Sejumlah 1.359 siswi dari 85 Sekolah Dasar (SD) dari Jakarta dan sekitarnya coba merangkai mimpi menjadi bintang sepak bola putri Indonesia dengan ambil bagian dalam turnamen yang diinisiasi oleh MilkLife dan Bakti Olahraga Djarum Foundation tersebut.
MilkLife Soccer Challenge - Jakarta Seri 2 2024 berlangsung mulai Rabu 6 November hingga Minggu 10 November 2024 di Kingkong Soccer Arena dan Stadion Atang Sutresna Kopassus, Cijantung, Jakarta Timur.
Mereka terbagi ke dalam 31 tim Kelompok Usia (KU) 10 dan 88 tim KU 12. Hal ini jauh meningkat dibanding Seri 1 yang hanya berisikan 9 tim KU 10 dan 25 tim KU 12 dengan total peserta 368 siswi.
Asisten Pelatih Kepala MilkLife Soccer Challenge Asep Sunarya, membeberkan minat di seri kedua ini memang jauh meningkat dibandingkan seri pertama. Hal ini juga diimbangi dengan kualitas dari peserta.
"Antusias di seri kedua ini semakin tinggi. Banyak sekolah yang dulunya enggak tau ada turnamen sepakbola cewek, kini di seri dua baru tahu. Ada yang baru main bola dan jadi merasakan sepakbola seperti apa, aturannya seperti apa," kata Asep Sunarya saat ditemui VoxPop di Jakarta, Sabtu 9 November 2024.
"Yang penting mereka happy dulu, turnamen ini ga fokus harus menang, untuk ke sana butuh proses panjang. Kualitas di seri kedua ini semakin baik, karena banyak potensi dari sekolah yang ikut," tegasnya.

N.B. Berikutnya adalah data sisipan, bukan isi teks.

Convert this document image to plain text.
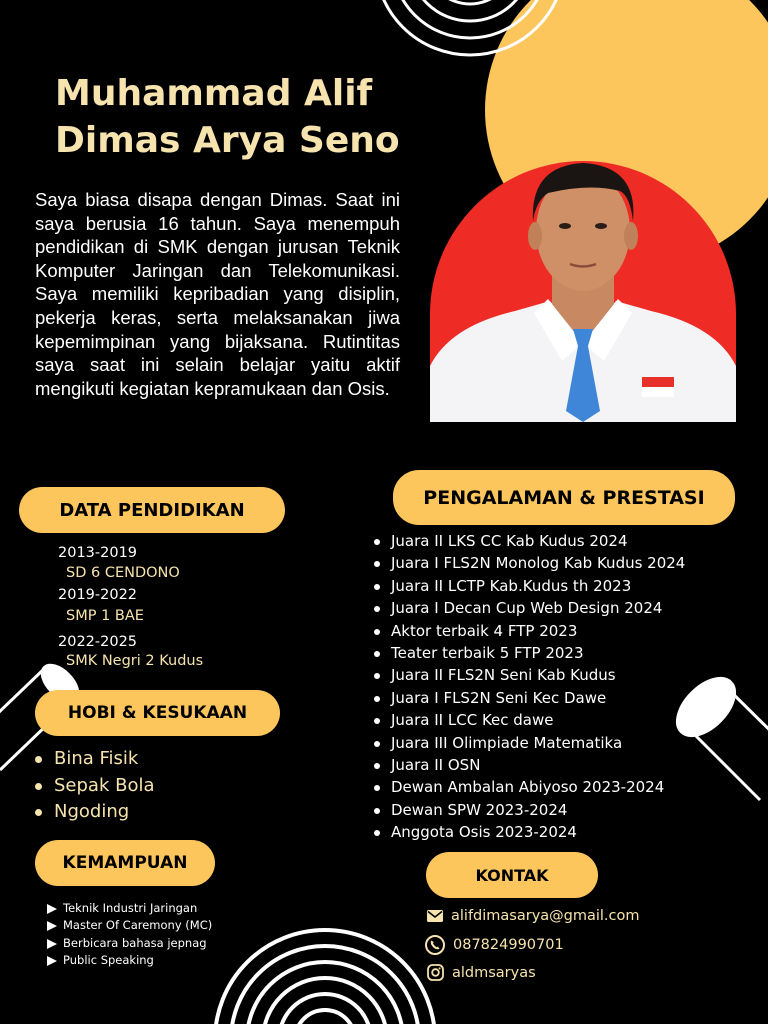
Muhammad Alif
Dimas Arya Seno
Saya biasa disapa dengan Dimas. Saat ini saya berusia 16 tahun. Saya menempuh pendidikan di SMK dengan jurusan Teknik Komputer Jaringan dan Telekomunikasi. Saya memiliki kepribadian yang disiplin, pekerja keras, serta melaksanakan jiwa kepemimpinan yang bijaksana. Rutintitas saya saat ini selain belajar yaitu aktif mengikuti kegiatan kepramukaan dan Osis.
DATA PENDIDIKAN
2013-2019
SD 6 CENDONO
2019-2022
SMP 1 BAE
2022-2025
SMK Negri 2 Kudus
HOBI & KESUKAAN
Bina Fisik
Sepak Bola
Ngoding
KEMAMPUAN
Teknik Industri Jaringan
Master Of Caremony (MC)
Berbicara bahasa jepnag
Public Speaking
PENGALAMAN & PRESTASI
Juara II LKS CC Kab Kudus 2024
Juara I FLS2N Monolog Kab Kudus 2024
Juara II LCTP Kab.Kudus th 2023
Juara I Decan Cup Web Design 2024
Aktor terbaik 4 FTP 2023
Teater terbaik 5 FTP 2023
Juara II FLS2N Seni Kab Kudus
Juara I FLS2N Seni Kec Dawe
Juara II LCC Kec dawe
Juara III Olimpiade Matematika
Juara II OSN
Dewan Ambalan Abiyoso 2023-2024
Dewan SPW 2023-2024
Anggota Osis 2023-2024
KONTAK
alifdimasarya@gmail.com
087824990701
aldmsaryas
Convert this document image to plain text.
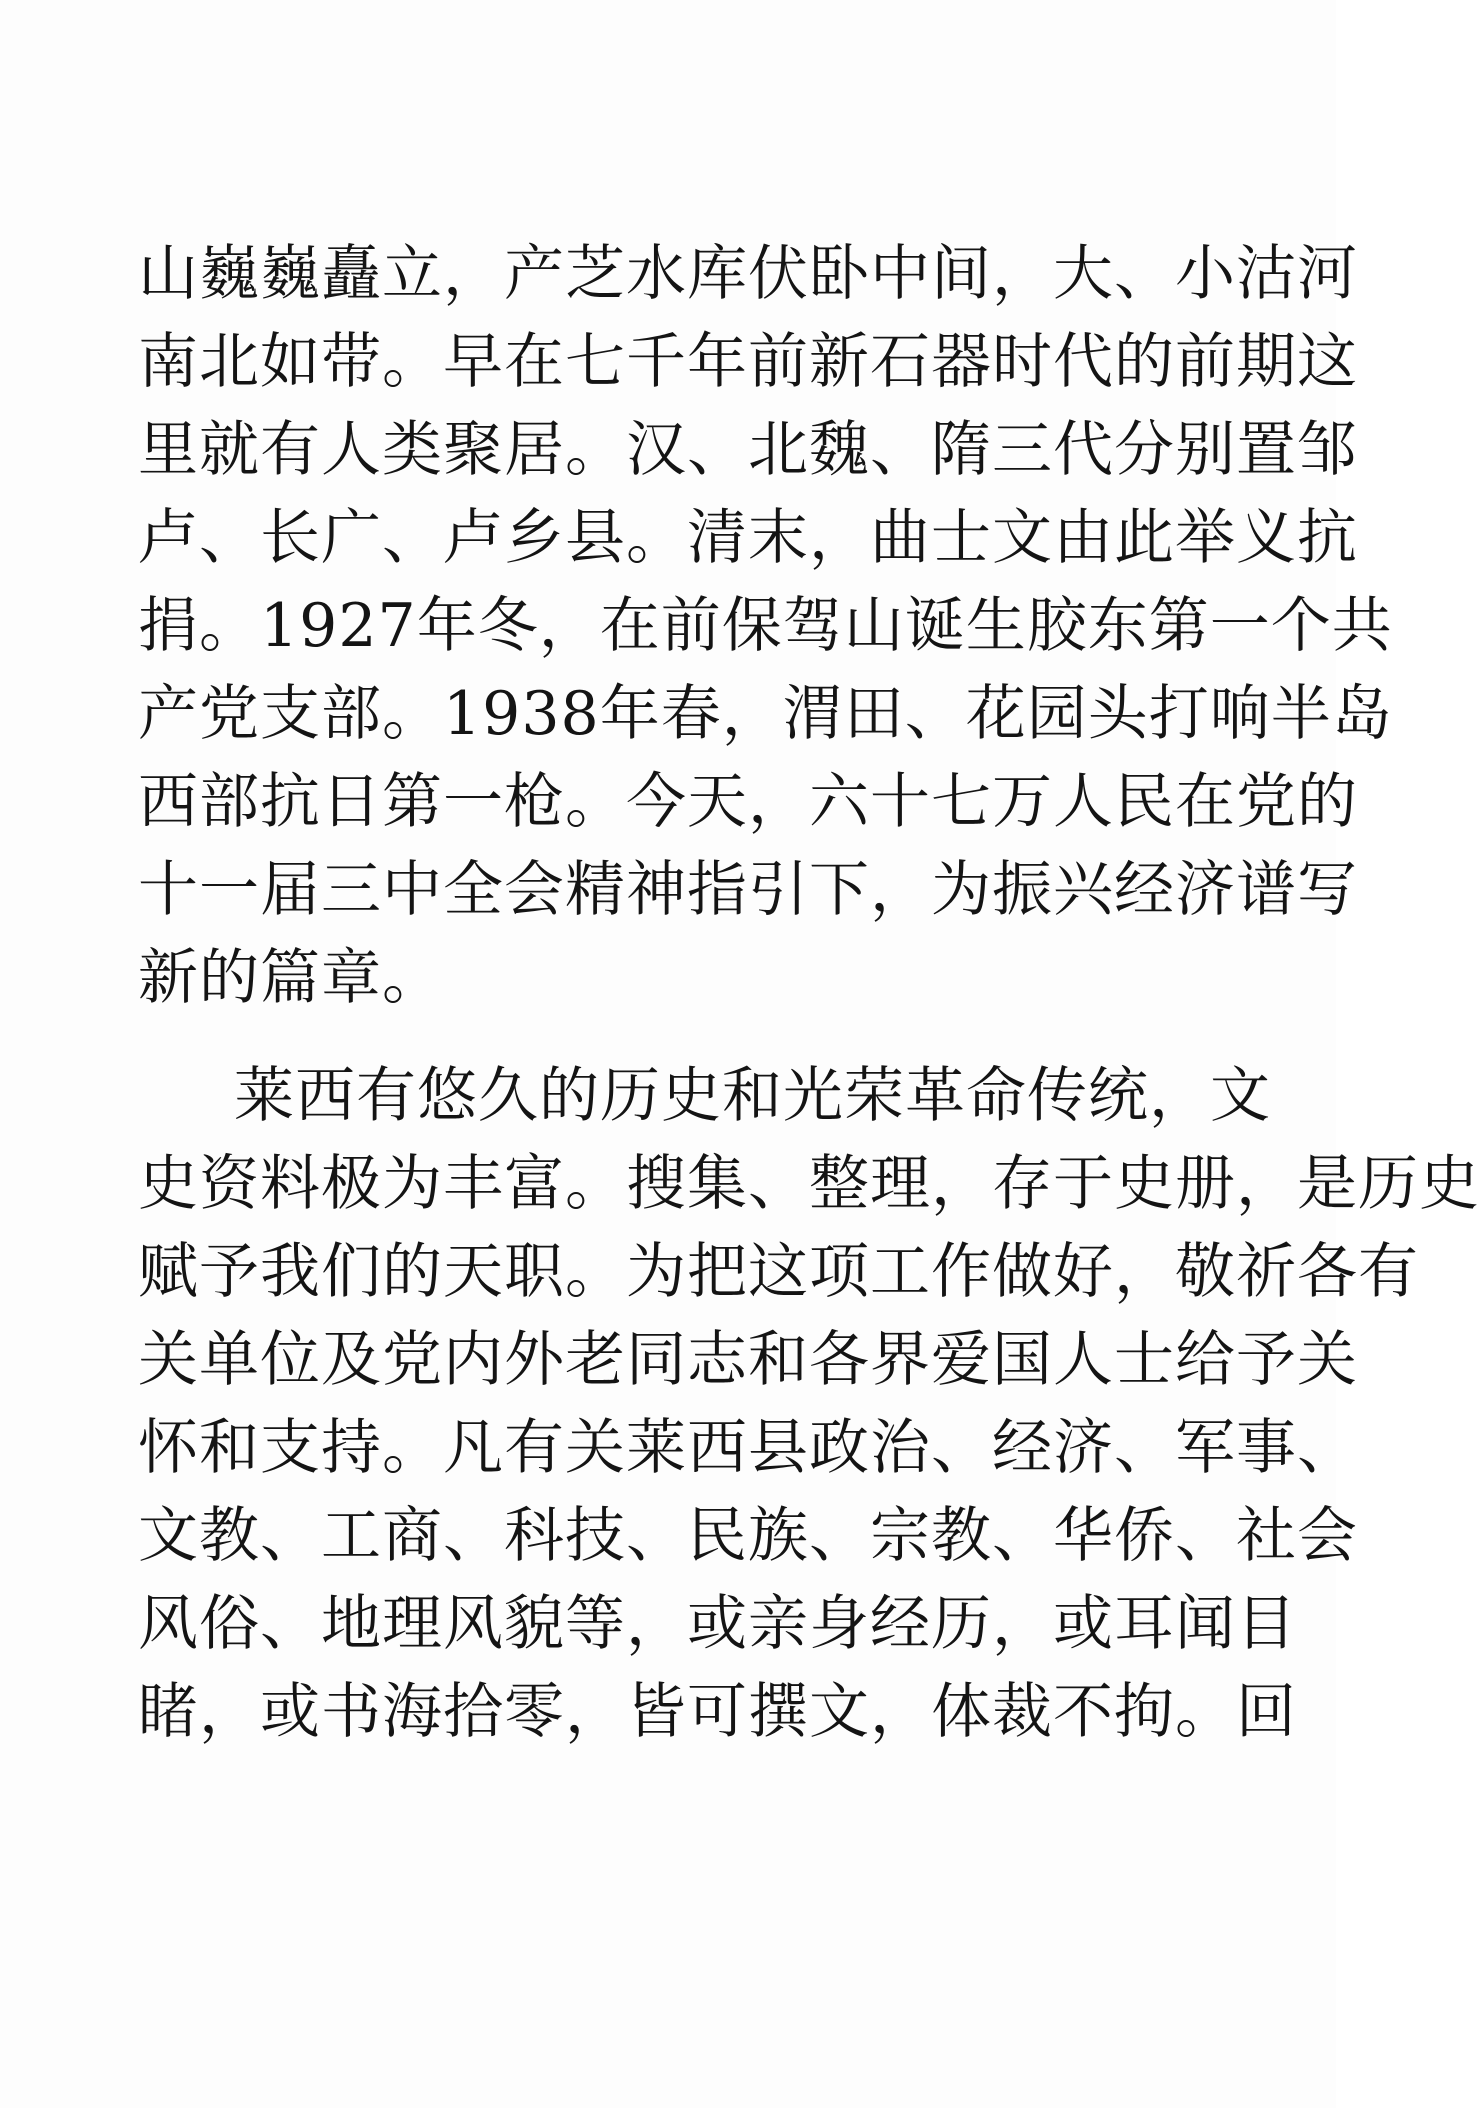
山巍巍矗立，产芝水库伏卧中间，大、小沽河
南北如带。早在七千年前新石器时代的前期这
里就有人类聚居。汉、北魏、隋三代分别置邹
卢、长广、卢乡县。清末，曲士文由此举义抗
捐。1927年冬，在前保驾山诞生胶东第一个共
产党支部。1938年春，渭田、花园头打响半岛
西部抗日第一枪。今天，六十七万人民在党的
十一届三中全会精神指引下，为振兴经济谱写
新的篇章。
莱西有悠久的历史和光荣革命传统，文
史资料极为丰富。搜集、整理，存于史册，是历史
赋予我们的天职。为把这项工作做好，敬祈各有
关单位及党内外老同志和各界爱国人士给予关
怀和支持。凡有关莱西县政治、经济、军事、
文教、工商、科技、民族、宗教、华侨、社会
风俗、地理风貌等，或亲身经历，或耳闻目
睹，或书海拾零，皆可撰文，体裁不拘。回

Bakat-bakat yang terpilih akan mendapatkan kesempatan mengikuti MilkLife Extra Training. Pelatih Kepala MilkLife Soccer Challenge Timo Scheunemann yang memiliki lisensi kepelatihan UEFA A di Jerman sejak tahun 2007 secara langsung memberikan program pelatihan khusus tersebut dengan menargetkan peningkatan kemampuan dasar bermain sepak bola.
MilkLife Soccer Challenge
- VoxPop/Luzman Rifqi Karami
"Dari turnamen di 8 kota kita pilih pemain yang ikut extra training. Semua program dari coach Timo agar bisa lebih baik lagi di seri 2. Jika sudah punya standar pemilihan anak berangkat ke Kudus Januari untuk mengikuti turnem All Star," kata Asep.